医療広告ガイドラインにおける広告の該当範囲

2017年の医療法の改正とともに、医療機関の広告に関するルールが大きく変わりました。これに伴い、それまで広告として扱われていなかったホームページにも、新たに厚生労働省のガイドラインが設定されました。

積極的に宣伝活動をしていきたいが、規制されている内容についてはよく知らない、という方も多いでしょう。しかし、「知らなかった」では後になって大きな問題に発展する可能性があります。まずは医療広告ガイドラインについて知っておきましょう。

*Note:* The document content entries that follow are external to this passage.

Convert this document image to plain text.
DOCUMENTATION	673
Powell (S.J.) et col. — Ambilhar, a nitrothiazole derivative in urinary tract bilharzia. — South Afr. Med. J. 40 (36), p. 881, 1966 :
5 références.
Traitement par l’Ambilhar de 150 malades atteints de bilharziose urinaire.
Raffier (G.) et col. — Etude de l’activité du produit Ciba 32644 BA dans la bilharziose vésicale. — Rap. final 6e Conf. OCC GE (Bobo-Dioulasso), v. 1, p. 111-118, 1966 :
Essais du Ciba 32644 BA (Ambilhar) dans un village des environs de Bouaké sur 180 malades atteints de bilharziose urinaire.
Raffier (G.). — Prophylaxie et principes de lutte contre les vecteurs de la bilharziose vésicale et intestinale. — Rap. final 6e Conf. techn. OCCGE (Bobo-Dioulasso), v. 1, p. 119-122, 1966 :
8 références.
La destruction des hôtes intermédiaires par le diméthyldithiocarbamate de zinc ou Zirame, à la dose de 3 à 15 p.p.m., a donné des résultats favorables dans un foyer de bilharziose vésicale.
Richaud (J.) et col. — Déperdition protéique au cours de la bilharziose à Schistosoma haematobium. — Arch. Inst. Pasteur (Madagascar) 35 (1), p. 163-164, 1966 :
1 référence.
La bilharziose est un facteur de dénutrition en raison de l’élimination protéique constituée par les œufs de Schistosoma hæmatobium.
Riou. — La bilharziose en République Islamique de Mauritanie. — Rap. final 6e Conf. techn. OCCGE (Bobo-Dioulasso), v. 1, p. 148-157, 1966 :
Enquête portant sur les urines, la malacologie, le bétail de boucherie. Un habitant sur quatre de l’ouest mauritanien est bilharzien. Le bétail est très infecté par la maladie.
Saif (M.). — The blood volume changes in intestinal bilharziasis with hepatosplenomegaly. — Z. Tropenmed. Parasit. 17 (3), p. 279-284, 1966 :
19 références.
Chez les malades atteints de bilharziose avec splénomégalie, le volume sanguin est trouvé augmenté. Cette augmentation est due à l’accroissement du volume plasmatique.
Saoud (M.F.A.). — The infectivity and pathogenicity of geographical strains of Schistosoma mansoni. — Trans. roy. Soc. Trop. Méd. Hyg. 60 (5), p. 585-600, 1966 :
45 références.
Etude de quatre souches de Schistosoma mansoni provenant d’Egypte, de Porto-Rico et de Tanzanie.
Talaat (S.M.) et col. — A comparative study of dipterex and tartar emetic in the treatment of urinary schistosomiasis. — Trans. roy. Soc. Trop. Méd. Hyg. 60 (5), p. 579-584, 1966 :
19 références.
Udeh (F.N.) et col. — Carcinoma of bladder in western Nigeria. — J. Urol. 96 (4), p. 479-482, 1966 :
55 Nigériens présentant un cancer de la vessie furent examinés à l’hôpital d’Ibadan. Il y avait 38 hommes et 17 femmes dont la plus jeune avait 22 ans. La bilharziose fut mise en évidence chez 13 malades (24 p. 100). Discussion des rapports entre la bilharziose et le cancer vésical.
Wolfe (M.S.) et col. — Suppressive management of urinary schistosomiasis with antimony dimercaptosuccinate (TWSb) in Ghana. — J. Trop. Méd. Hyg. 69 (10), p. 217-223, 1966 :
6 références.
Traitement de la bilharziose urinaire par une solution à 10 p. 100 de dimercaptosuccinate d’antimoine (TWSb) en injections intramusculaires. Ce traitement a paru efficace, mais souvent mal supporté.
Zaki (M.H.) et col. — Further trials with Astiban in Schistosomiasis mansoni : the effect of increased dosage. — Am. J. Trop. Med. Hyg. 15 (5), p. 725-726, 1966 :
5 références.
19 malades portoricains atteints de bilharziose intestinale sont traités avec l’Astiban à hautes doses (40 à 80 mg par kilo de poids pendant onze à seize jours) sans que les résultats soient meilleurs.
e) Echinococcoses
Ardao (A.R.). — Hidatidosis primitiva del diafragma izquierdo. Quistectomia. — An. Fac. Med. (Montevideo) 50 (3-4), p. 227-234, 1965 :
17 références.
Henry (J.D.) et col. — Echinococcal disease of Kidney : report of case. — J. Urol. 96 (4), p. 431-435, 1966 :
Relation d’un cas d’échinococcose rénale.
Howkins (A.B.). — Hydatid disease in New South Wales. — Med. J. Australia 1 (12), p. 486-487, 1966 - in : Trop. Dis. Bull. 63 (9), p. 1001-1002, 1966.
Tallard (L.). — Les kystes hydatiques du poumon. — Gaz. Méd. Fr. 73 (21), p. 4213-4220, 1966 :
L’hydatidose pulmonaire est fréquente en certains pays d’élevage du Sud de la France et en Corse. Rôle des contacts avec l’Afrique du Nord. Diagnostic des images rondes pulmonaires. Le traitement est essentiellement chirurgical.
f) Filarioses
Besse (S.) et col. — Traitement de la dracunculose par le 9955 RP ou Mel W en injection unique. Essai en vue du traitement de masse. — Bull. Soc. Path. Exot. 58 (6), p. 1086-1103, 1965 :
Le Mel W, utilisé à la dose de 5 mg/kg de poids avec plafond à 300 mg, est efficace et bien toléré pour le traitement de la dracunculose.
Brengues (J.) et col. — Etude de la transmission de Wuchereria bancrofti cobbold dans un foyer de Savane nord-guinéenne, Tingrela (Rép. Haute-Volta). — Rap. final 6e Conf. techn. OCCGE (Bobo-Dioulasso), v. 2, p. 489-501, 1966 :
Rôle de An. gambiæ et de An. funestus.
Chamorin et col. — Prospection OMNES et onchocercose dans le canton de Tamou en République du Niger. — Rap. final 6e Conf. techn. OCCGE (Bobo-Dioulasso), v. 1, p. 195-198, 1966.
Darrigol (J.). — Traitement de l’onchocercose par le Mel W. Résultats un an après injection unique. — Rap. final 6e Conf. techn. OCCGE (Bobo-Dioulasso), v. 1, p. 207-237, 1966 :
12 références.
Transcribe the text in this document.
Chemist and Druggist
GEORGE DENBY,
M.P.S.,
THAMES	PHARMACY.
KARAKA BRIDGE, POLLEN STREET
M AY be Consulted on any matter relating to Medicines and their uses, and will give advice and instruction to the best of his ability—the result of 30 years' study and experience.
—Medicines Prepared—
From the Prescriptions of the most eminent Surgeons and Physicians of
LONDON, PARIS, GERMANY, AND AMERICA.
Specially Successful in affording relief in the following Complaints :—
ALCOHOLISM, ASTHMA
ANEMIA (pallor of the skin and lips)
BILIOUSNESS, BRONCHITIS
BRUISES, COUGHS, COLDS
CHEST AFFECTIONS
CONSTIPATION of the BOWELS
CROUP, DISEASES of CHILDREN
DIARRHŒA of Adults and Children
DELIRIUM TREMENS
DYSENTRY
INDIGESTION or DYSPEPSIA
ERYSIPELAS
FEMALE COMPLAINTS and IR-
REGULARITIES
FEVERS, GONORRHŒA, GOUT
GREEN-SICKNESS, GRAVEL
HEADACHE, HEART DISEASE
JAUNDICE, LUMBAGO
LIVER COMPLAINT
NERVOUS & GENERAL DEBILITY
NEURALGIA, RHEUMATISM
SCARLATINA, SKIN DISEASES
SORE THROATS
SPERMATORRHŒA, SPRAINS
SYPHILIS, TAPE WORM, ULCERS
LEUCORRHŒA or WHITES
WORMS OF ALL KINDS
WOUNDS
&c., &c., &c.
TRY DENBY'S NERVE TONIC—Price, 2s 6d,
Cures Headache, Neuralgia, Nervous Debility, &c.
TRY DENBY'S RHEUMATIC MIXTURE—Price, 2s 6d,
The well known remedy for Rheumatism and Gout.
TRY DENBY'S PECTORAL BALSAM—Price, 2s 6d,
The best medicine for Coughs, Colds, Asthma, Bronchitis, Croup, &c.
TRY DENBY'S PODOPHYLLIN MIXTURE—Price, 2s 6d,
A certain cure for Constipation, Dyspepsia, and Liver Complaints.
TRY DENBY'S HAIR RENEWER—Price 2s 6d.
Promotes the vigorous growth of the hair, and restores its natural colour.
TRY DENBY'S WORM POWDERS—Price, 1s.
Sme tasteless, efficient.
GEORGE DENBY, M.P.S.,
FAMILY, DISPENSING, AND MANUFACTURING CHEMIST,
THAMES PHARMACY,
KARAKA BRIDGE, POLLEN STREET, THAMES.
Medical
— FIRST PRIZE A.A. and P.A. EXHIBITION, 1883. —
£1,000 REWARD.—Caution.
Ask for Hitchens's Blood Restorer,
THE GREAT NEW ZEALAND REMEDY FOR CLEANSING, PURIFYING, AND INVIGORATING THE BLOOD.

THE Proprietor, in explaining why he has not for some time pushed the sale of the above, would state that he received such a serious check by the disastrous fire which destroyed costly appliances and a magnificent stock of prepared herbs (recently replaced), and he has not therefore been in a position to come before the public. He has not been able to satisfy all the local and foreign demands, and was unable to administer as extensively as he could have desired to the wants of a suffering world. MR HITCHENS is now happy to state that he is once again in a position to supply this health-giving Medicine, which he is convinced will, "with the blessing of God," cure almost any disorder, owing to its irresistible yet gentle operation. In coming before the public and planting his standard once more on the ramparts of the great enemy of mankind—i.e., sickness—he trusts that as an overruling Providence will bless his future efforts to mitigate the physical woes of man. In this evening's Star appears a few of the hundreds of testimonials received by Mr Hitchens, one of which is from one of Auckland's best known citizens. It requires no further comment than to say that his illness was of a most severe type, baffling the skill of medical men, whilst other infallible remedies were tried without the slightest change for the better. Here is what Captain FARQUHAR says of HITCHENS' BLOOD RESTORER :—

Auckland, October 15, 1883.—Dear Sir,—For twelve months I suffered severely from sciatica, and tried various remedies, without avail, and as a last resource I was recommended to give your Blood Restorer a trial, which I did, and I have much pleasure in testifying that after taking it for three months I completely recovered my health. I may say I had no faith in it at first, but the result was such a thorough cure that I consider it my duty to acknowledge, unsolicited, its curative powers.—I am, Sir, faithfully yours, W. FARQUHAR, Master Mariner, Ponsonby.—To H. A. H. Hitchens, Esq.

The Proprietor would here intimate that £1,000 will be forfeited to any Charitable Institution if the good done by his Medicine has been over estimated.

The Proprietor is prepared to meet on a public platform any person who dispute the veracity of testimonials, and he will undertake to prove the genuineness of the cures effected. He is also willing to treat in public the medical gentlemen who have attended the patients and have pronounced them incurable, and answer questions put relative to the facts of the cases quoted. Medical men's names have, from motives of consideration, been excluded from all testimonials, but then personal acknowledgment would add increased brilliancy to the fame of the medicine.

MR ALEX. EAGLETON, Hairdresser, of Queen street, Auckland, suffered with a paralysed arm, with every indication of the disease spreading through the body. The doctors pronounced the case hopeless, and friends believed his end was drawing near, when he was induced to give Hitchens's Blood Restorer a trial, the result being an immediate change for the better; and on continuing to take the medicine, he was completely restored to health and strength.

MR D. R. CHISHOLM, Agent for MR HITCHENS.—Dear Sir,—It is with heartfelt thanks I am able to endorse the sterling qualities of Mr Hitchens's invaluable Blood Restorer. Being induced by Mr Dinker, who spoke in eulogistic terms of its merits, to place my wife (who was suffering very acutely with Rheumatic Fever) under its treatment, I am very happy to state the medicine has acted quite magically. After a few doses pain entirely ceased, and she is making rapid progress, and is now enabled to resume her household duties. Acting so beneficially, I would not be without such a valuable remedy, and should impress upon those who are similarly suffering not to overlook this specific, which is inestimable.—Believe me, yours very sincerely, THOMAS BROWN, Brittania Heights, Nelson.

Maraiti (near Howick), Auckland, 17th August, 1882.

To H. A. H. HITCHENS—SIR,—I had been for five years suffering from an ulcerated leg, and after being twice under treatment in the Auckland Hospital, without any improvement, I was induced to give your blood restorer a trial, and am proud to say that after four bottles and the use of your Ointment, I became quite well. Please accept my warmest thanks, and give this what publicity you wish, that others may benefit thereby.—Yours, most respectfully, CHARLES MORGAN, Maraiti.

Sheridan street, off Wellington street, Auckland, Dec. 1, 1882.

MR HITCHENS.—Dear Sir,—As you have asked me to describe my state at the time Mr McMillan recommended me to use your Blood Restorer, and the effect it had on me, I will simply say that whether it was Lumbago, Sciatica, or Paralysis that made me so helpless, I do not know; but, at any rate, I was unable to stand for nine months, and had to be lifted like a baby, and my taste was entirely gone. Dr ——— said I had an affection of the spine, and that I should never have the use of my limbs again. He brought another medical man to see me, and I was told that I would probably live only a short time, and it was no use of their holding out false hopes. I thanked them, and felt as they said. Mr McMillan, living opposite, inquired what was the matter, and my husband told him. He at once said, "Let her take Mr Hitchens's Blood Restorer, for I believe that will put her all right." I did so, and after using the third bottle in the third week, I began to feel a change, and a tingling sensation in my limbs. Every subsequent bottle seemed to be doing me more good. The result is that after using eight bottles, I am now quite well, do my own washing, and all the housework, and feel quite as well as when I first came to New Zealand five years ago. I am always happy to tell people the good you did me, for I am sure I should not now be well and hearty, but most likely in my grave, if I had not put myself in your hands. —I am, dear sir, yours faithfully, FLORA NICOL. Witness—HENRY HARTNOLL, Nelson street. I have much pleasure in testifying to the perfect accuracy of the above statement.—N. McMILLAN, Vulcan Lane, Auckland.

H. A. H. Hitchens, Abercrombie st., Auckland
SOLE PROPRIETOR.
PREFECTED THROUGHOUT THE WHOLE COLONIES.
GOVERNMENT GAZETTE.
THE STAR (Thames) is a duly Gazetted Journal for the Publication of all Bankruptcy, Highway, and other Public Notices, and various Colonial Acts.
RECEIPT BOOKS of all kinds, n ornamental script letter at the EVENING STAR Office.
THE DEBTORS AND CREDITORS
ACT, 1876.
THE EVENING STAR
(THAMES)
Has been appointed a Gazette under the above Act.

今回は、広告と判断されるもの、されないものについて確認していきます。

医療広告ガイドラインとは

医療機関に関する広告を規制する、厚生労働省による指針です。次の要件を満たすものは広告に該当すると判断されます。

◆ 患者の受診等を誘引する意図があること(誘引性)

◆医業若しくは歯科医業を提供する者の氏名若しくは名称又は病院若しくは診療所の名称が特定可能であること(特定性)

参照:医療法施工規則等の一部を改正する省令案

広告に該当するとみなされるものの具体例

具体的に広告と見なされるものには次のものがあげられます。

◆ 患者さんに配るチラシやパンフレット

◆ポスターや看板(建物・電車・自動車などに記載されたものも含む)

◆ 新聞、雑誌など出版されているもの

◆メール・WEB上の広告

◆ 院内などで開く説明会や相談会などで利用するビデオや講演など

 

広告に該当するとみなされないものの具体例

広告と見なされないものには次のものがあげられます。

学術論文・学術発表等

学会や専門誌などで掲載されるものは、広告と定義されていません。これらは、研究結果などを発表するためのものであり、広告の定義にあげられる誘引性はないと見なされるためです。

新聞や雑誌などの記事

新聞などで掲載される記事は、誘引性がないと考えます。ただし、患者の経験談などの記事は、誘引性があるため広告と見なされる場合があります。

患者自らが書く体験談

医療機関で治療を受けた患者が自分のブログなどで治療内容の経緯を書いたり、雑誌などで公表したり、口コミなどで評判を広げる行為は、個人が医療機関で受けた治療の感想を書いているため、誘引性はないと考えられています。ただし、医療機関が報酬を支払って執筆を依頼した場合は、広告と判断されます。

院内に掲示されるポスターまたはパンフレットなど

院内に掲示されるポスターや患者に配るパンフレットは、すでに医療機関を受診している患者さんのための情報提供であると考えられるため、誘引性はないと見なされます。

スタッフを採用するための広告

医療機関の求人などで使われる広告は、患者の受診を促すための広告ではないため、誘引性には該当しないと判断されます。

 

まとめ

医療広告ガイドラインを守ることは、医療機関だけでなく、患者を守るためにも必要です。まずは、どのようなものが広告と見なされるのかを見極め、適切に宣伝していきましょう。定期的に見直されている医療広告ガイドラインを小まめにチェックすることも大切です。